На кухне висел легкий сладкий дымок, пахло блинами. Как всегда, Юлиан едва протиснулся на свое место, кухонный диванчик-уголок привычно принял в свои объятия.
— Так я не поняла… чего там с мамой-то? — обернулась от плиты Ольга, ловко перевернув очередной блин на сковородке.
— У мамы ноги отказали. Врач сказала, больше не встанет. Надо решать вопрос, — механически произнес он, поглаживая рукой пластиковую столешницу.
— Так а что решать-то, не понимаю?.. С ней же отец. Он всегда готов услужить и все сделать.
— Отец пьет. Ты же знаешь. На него надеяться особо нельзя.
— Ну, пьет. И что такого, подумаешь! Чтобы за памперсами в магазин сбегать или судно вынести, необязательно трезвость блюсти. Даже наоборот.
— Мама терпеть не может, когда он пьяный. Раньше она его за это гоняла, а теперь процесс будет неконтролируемым и непредсказуемым. Понятно?
— Эка ты об отце-то. Как о совсем пропащем да чужом говоришь. С металлом в голосе. Он же отец тебе, не кто-нибудь.
— Он пьет, Оль!
— И что? Надо же, какой чистоплюй выискался! Да если бы мой отец-молодец когда-нибудь отыскался. Хоть бы весточку какую прислал. Да я бы его любого приняла да обласкала, хоть пьяного, хоть какого.
— Для чего бы ты его приняла да обласкала? Чтобы маму ему всучить?
— Во дурак… Чего такое говоришь-то? — снова обернулась от плиты Ольга, посмотрела на него внимательно. — Сколько с тобой живу, а толком тебя так и не знаю… Жестокий ты мужичок, однако.
— У тебя блин горит.
— Пусть горит. А я вот что тебе скажу, милый: ничего ты в жизни не ценишь как следует. Скажи спасибо, что у тебя отец есть. И что любит тебя, дурака. А вы… Совсем вы его затуркали… Жалко, хороший дядька.
Она махнула рукой, снова повернулась к плите. Тихо чертыхнулась, убирая со сковороды подгоревший блин. Хотела еще что-то сказать, но из комнаты прилетел тещин визгливый с хрипотцой голосок:
— Оля! Оля, ты где? Я еще чаю хочу! Дай мне чаю, Оля! И печенья еще принеси! Ты мне совсем ничего не даешь поесть, Оля!
Ольга ушла, наказав Юлиану не забыть перевернуть блин. Он вяло кивнул, потом откинул голову на спинку диванчика, закрыл глаза.
Как надоело все. Жизнь не удалась.

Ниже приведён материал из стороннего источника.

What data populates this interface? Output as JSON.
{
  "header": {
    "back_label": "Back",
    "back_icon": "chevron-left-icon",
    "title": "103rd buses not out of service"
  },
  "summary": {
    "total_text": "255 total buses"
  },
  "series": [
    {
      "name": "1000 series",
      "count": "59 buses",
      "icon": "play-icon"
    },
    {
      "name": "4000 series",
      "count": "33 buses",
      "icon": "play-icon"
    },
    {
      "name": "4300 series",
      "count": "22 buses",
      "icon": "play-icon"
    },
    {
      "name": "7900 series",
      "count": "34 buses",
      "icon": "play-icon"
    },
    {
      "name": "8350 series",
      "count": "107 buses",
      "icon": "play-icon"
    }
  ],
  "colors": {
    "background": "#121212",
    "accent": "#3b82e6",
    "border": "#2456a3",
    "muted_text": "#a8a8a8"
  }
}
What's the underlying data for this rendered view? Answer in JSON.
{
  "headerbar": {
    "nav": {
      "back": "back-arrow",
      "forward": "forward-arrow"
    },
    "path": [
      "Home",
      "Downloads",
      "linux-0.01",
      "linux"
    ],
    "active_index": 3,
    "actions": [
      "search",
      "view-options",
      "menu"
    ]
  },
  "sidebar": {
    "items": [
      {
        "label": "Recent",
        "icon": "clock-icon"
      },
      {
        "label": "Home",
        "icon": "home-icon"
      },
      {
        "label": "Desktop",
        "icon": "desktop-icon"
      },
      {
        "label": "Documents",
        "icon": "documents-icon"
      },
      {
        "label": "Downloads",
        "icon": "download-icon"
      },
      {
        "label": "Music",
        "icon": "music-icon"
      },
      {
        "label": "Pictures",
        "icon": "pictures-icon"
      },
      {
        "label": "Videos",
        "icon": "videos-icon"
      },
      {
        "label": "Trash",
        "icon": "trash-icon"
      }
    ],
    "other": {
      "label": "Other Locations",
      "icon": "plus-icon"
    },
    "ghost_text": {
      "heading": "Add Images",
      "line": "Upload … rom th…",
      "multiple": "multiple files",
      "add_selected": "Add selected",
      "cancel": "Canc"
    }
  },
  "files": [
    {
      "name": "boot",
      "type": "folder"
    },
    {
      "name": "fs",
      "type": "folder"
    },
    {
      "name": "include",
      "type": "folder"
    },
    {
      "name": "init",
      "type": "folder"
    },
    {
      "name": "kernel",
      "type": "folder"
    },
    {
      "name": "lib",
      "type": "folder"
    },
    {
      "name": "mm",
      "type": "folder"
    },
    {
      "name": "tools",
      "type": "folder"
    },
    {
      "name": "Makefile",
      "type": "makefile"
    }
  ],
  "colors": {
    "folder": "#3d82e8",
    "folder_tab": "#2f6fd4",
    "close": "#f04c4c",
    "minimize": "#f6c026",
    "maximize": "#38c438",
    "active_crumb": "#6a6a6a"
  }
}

Ты занимаешься не тем, живешь не там, женат не на той. И мама еще… Надело, надоело…
На сковородке подгорал неперевернутый блин. Вставать с диванчика не хотелось. Надоело все, надоело…
Интересно, Жанна поехала к маме или нет?
* * *
Папин звонок застал Жанну врасплох. Если можно было выбрать менее удачное время, чтобы сообщить неприятные новости, то папа его выбрал. Не специально, конечно, он же не знал… И тем не менее.
И что теперь делать — в этой дурацкой ситуации? Встать со стула, одеться и молча уйти? Но Макс подумает, что она совсем ушла. Что сделала свой выбор. Он именно так все и поймет, и ее объяснение, что надо было срочно уехать к маме, примет за вежливую легенду. Дурацкая, глупая ситуация. Глупее не придумаешь. Потому что выбрать практически невозможно — остаться или уйти. Потому что на самом деле выбора нет, когда остаться нельзя, а уйти некуда. И сил тоже нет. Кончились.
Еще бы не кончились — после бессонной ночи. После того, как узнала правду — Макс летал в Прагу не один. Добрые люди всегда откроют на правду глаза, даже когда их об этом не просят.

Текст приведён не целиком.